The official word from Northwest EMS board members, however, is that Petrilla moved on to pursue other interests.
"All I can tell you is that Brian has moved on to pursue other opportunities and we wish him well," Brown said. "We have a policy not to discuss personnel issues."
Atwood said that a big reason that officials can't talk specifics is because there is an ongoing internal investigation.
"It's an ongoing internal investigation on some other issues," he said. "I can't tell you who did what to who yet because I haven't received that paperwork."
At first Atwood told the Tribune that Petrilla was terminated, but then stated he misspoke.
"What I should have said was that his relationship with the department was terminated," he said.

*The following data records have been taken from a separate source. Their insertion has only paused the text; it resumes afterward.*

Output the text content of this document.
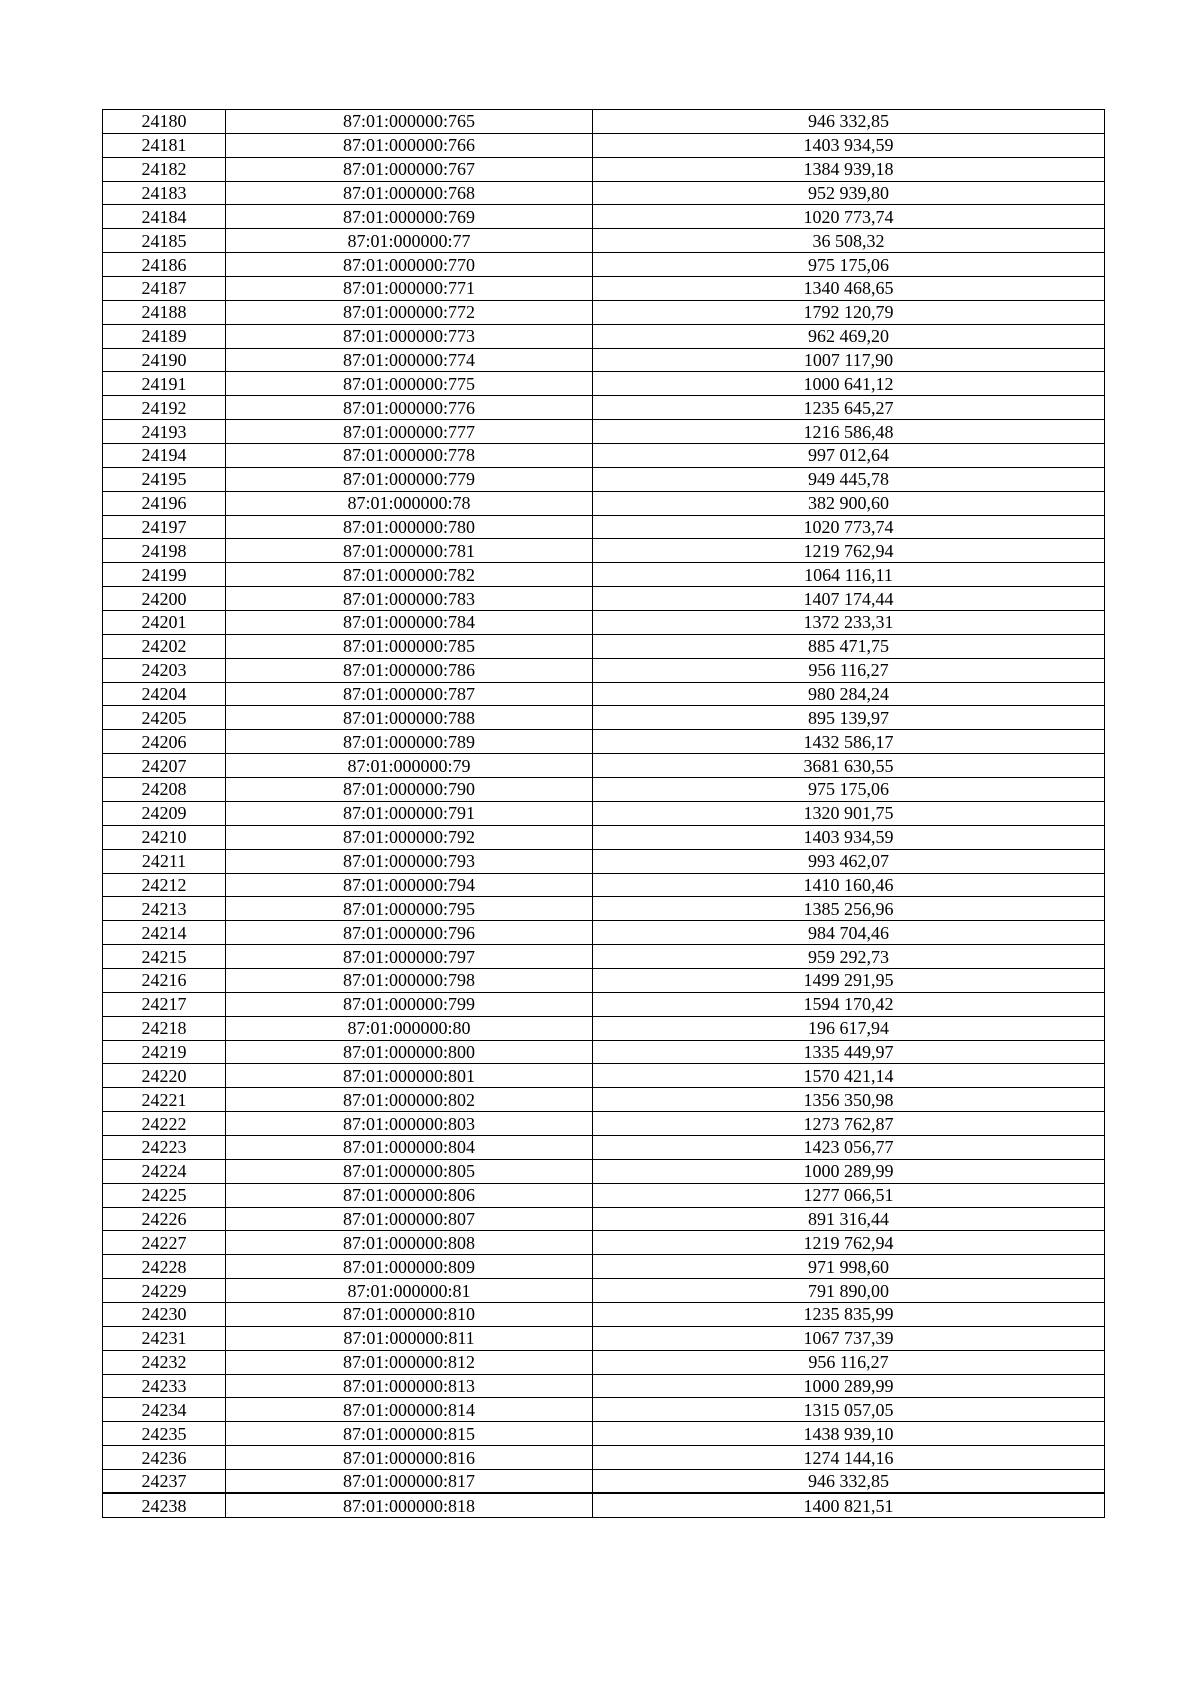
24180	87:01:000000:765	946 332,85
24181	87:01:000000:766	1403 934,59
24182	87:01:000000:767	1384 939,18
24183	87:01:000000:768	952 939,80
24184	87:01:000000:769	1020 773,74
24185	87:01:000000:77	36 508,32
24186	87:01:000000:770	975 175,06
24187	87:01:000000:771	1340 468,65
24188	87:01:000000:772	1792 120,79
24189	87:01:000000:773	962 469,20
24190	87:01:000000:774	1007 117,90
24191	87:01:000000:775	1000 641,12
24192	87:01:000000:776	1235 645,27
24193	87:01:000000:777	1216 586,48
24194	87:01:000000:778	997 012,64
24195	87:01:000000:779	949 445,78
24196	87:01:000000:78	382 900,60
24197	87:01:000000:780	1020 773,74
24198	87:01:000000:781	1219 762,94
24199	87:01:000000:782	1064 116,11
24200	87:01:000000:783	1407 174,44
24201	87:01:000000:784	1372 233,31
24202	87:01:000000:785	885 471,75
24203	87:01:000000:786	956 116,27
24204	87:01:000000:787	980 284,24
24205	87:01:000000:788	895 139,97
24206	87:01:000000:789	1432 586,17
24207	87:01:000000:79	3681 630,55
24208	87:01:000000:790	975 175,06
24209	87:01:000000:791	1320 901,75
24210	87:01:000000:792	1403 934,59
24211	87:01:000000:793	993 462,07
24212	87:01:000000:794	1410 160,46
24213	87:01:000000:795	1385 256,96
24214	87:01:000000:796	984 704,46
24215	87:01:000000:797	959 292,73
24216	87:01:000000:798	1499 291,95
24217	87:01:000000:799	1594 170,42
24218	87:01:000000:80	196 617,94
24219	87:01:000000:800	1335 449,97
24220	87:01:000000:801	1570 421,14
24221	87:01:000000:802	1356 350,98
24222	87:01:000000:803	1273 762,87
24223	87:01:000000:804	1423 056,77
24224	87:01:000000:805	1000 289,99
24225	87:01:000000:806	1277 066,51
24226	87:01:000000:807	891 316,44
24227	87:01:000000:808	1219 762,94
24228	87:01:000000:809	971 998,60
24229	87:01:000000:81	791 890,00
24230	87:01:000000:810	1235 835,99
24231	87:01:000000:811	1067 737,39
24232	87:01:000000:812	956 116,27
24233	87:01:000000:813	1000 289,99
24234	87:01:000000:814	1315 057,05
24235	87:01:000000:815	1438 939,10
24236	87:01:000000:816	1274 144,16
24237	87:01:000000:817	946 332,85
24238	87:01:000000:818	1400 821,51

When asked via email whether he could clarify whether Petrilla resigned or was fired before last Friday afternoon, he sent a written reply to the Tribune stating that it would not be the board's place to reveal that information.
"I understand that you already have two sources that have told you he was terminated," Atwood wrote. "It would be irresponsible of me or the department to make any other comment on that. Let's just say that any and all relationships between Brian and the department have terminated and I personally wish him all the luck in his future endeavors."
Complicating matters is the fact the members of the board for Emergency Services District (ESD) 8, still do not know exactly what occurred.
"We have some concerns," said ESD 8 attorney Howard Katz. "Brian was the face of Northwest EMS for a long time and we want to be sure that service is not affected. If they want to give us that information, well that is up to them and their lawyer."
ESD 8 provides taxpayer funds to Northwest EMS, which is a private non-profit company. The taxpayer funds, however, do not compromise all of the Northwest EMS budget, making it only partially subject to open government and public information laws. However, the contract between the two agencies specifically calls for Northwest EMS to "conduct its activities in accordance with all current statutes, rules and regulation of any and all governmental bodies."
Brown said that Northwest EMS is continuing with normal operations and that Terry Rogers, a captain with the department, has taken over the reins as acting chief.
"Terry Rogers is the point man on an interim basis and we are just trying to encourage all the employees to move on with normal operations," Brown said.
The Tribune has sent a public information request to Northwest EMS asking for all correspondence relating to the termination or resignation of Petrilla, as well as any records from an open or closed board session where Petrilla's employment was discussed. Atwood has indicated that he will forward that request to the Texas Attorney General's office for an opinion, however he did provide the Tribune with Petrilla's contract.
That contract, which is dated from September of 2002, states that Petrilla is an at-will employee and can be terminated for any reason at any time. It also states that Petrilla will receive a severance package equal to three months pay, for every year employed under that contract. Petrilla's most recent salary was a little more than $82,000 in 2012, according to Atwood.